Laporan Wartawan Tribunnews.com, Ashri Fadilla
TRIBUNNEWS.COM, JAKARTA - Perkara rasuah menara base transceiver station (BTS) terus bergulir di Kejaksaan Agung.
Kejaksaan Agung diminta untuk fokus pada dugaan pelanggaran kontrak yang terjadi dalam proyek BTS ini.
Alasannya, sudah ada anggaran Rp 10 triliun yang digelontorkan untuk pembangunan tahap pertama untuk periode 2020 hingga 2021.
Pembangunan tahap pertama itu semestinya dipertanggung jawabkan pada Desember 2021.
"Akan tetapi sampai batas waktu yang ditentukan, belum ada menara yang dibangun oleh pelaksana proyek.
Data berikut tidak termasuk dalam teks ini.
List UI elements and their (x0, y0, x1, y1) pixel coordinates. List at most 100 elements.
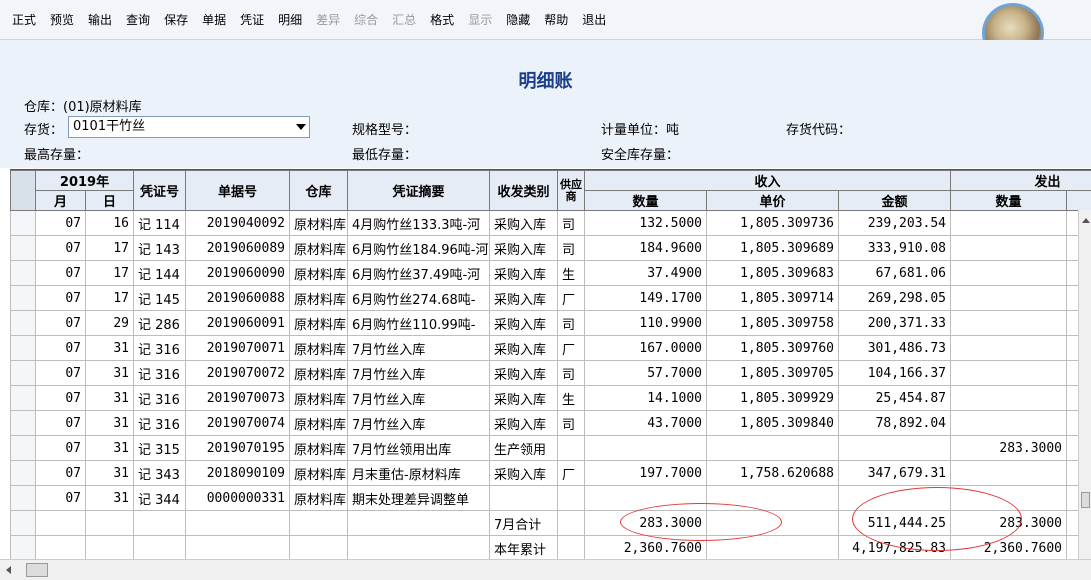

Malah pelaksana proyek meminta perpanjangan waktu karena alasan pandemi Covid-19," ujar Koordinator Forum Mahasiswa Anti Korupsi, Dydan Afridzal saat melayangkan tuntutan di depan Kompleks Kejaksaan Agung, Kamis (25/5/2023).
Tak rampungnya pembangunan itu dipandang melanggar peraturan perundang-undangan yang berlaku.
Sebab Pasal 1338 KUHPerdata berbunyi: Semua perjanjian yang dibuat secara sah berlaku sebagai undang-undang bagi mereka yang membuatnya.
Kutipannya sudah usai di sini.